The Mountain View, Calif.-based company touted the results, which indicated that itsSB623 stem cell treatment was generally safe, well-tolerated and associated with improved motor functions in patients suffering with chronic impairment following an ischemic stroke.
SanBio presented interim results from the study at the American Congress of Rehabilitation Medicine Conference last week, and claims that the study is the 1st of its kind in the U.S.
“When SB623 cells were administered in patients who had previously suffered a stroke, we saw statistically significant improvement compared to baseline in motor function, and this improvement appears to be sustainable,” SanBio’s head of clinical development Dr. Jerry Liu said in prepared remarks. “We are encouraged by this data. And hope to provide an effective treatment for the millions of people living with impairments following a stroke.”

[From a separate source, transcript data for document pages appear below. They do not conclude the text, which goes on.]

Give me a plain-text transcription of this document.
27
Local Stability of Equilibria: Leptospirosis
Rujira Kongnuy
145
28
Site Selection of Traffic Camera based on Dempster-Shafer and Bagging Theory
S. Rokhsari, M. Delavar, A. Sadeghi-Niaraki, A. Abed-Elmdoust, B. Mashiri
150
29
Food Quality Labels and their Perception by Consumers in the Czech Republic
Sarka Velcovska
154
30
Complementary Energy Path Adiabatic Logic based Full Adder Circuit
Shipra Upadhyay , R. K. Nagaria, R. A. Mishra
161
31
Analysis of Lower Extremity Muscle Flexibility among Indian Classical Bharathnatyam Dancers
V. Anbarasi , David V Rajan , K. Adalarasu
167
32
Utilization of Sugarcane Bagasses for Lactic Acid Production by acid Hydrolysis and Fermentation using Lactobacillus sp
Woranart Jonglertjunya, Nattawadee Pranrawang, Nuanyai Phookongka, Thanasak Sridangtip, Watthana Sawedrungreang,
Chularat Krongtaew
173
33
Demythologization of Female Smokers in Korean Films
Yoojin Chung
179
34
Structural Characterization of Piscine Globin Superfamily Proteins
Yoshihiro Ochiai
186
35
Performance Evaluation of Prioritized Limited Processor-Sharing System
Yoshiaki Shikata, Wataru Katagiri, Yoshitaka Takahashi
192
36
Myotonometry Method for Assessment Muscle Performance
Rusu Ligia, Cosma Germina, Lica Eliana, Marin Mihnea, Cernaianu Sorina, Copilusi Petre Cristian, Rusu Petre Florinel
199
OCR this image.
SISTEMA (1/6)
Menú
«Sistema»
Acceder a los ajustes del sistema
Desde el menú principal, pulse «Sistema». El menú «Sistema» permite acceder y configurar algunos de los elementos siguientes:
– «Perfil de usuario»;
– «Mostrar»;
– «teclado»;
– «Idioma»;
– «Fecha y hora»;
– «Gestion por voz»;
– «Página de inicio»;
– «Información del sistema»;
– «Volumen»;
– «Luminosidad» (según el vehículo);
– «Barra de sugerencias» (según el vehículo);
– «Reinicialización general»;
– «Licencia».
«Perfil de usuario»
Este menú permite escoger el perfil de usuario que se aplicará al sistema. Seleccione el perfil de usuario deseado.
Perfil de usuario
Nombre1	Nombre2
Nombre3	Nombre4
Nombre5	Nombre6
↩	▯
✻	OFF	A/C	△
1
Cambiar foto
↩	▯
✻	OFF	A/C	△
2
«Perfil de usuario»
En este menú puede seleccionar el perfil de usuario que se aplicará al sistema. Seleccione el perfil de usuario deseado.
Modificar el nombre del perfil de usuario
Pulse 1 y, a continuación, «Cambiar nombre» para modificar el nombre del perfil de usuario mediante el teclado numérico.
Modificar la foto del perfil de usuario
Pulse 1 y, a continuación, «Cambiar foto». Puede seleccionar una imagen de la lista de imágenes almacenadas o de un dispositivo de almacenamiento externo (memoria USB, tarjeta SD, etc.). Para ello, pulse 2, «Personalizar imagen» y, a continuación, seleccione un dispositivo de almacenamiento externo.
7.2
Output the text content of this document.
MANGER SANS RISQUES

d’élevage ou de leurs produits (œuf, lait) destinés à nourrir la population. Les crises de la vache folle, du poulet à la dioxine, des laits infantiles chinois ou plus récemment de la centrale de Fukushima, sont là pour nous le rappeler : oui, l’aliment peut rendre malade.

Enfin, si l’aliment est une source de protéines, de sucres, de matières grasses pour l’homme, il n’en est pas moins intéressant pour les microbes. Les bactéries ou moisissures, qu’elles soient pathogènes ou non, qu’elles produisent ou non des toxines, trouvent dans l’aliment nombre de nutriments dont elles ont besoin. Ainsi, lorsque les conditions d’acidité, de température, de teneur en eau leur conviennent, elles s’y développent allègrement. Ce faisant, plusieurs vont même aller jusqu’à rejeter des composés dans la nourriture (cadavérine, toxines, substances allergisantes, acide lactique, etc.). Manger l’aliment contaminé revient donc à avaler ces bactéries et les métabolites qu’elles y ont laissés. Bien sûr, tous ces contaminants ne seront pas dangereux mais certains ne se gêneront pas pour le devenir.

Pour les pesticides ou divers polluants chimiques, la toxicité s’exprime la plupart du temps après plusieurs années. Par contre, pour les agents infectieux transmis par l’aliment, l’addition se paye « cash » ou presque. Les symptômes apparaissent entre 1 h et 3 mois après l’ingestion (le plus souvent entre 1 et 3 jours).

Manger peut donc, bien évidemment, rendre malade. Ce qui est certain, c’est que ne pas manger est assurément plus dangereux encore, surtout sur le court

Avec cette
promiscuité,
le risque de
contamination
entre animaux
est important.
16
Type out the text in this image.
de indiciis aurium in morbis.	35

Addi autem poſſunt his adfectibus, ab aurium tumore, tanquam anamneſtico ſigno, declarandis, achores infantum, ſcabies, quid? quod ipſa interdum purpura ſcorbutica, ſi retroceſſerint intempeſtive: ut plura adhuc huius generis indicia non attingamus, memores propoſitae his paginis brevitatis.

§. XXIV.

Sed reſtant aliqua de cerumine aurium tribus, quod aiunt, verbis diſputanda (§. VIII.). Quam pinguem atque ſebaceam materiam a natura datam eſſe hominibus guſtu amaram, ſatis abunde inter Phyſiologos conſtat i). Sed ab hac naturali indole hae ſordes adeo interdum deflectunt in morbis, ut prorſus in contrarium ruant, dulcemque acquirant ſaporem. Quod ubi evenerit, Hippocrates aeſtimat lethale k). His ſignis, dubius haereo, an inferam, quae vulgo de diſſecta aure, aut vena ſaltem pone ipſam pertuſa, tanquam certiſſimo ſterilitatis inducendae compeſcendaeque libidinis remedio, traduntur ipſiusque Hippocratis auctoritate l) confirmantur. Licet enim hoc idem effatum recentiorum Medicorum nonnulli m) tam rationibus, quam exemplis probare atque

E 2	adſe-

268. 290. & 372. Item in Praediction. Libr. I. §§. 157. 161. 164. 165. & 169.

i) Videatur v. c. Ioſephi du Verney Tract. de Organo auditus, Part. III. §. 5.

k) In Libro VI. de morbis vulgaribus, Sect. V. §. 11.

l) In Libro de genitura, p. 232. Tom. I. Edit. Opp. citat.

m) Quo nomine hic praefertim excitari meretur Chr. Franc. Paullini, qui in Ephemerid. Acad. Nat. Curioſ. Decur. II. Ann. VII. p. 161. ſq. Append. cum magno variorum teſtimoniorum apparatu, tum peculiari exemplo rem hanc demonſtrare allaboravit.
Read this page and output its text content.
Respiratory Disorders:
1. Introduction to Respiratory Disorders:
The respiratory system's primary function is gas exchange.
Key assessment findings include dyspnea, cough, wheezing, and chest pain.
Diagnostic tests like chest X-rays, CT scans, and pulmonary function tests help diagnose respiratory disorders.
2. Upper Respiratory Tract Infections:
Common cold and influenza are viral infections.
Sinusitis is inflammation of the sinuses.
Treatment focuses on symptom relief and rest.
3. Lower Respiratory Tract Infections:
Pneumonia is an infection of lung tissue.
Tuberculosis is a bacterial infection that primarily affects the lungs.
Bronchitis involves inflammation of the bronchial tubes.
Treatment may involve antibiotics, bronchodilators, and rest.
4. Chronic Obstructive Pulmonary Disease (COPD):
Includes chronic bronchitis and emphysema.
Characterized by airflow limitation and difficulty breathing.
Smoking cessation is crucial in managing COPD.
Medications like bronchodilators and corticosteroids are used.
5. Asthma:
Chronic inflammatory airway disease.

The trial enrolled 18 patients with chronic motor deficits 6 months to 5 years following an ischemic stroke. Researchers gave patients injections of the genetically modified allogeneic mesenchymal stem cells, which were derived from the bone marrow of healthy adult donors.
The company reported 6 serious adverse events, such as subdural hematoma, seizure and pneumonia, but said that they were not likely related to the stem cell treatment.
“The data suggest that patients were able to tolerate SB623 cells at 12 months following procedure, and further demonstrates the potential for SB623 cells as a possible treatment option for patients with chronic impairments following a stroke,” Dr. Lawrence Wechsler from the University of Pittsburgh Medical Center explained.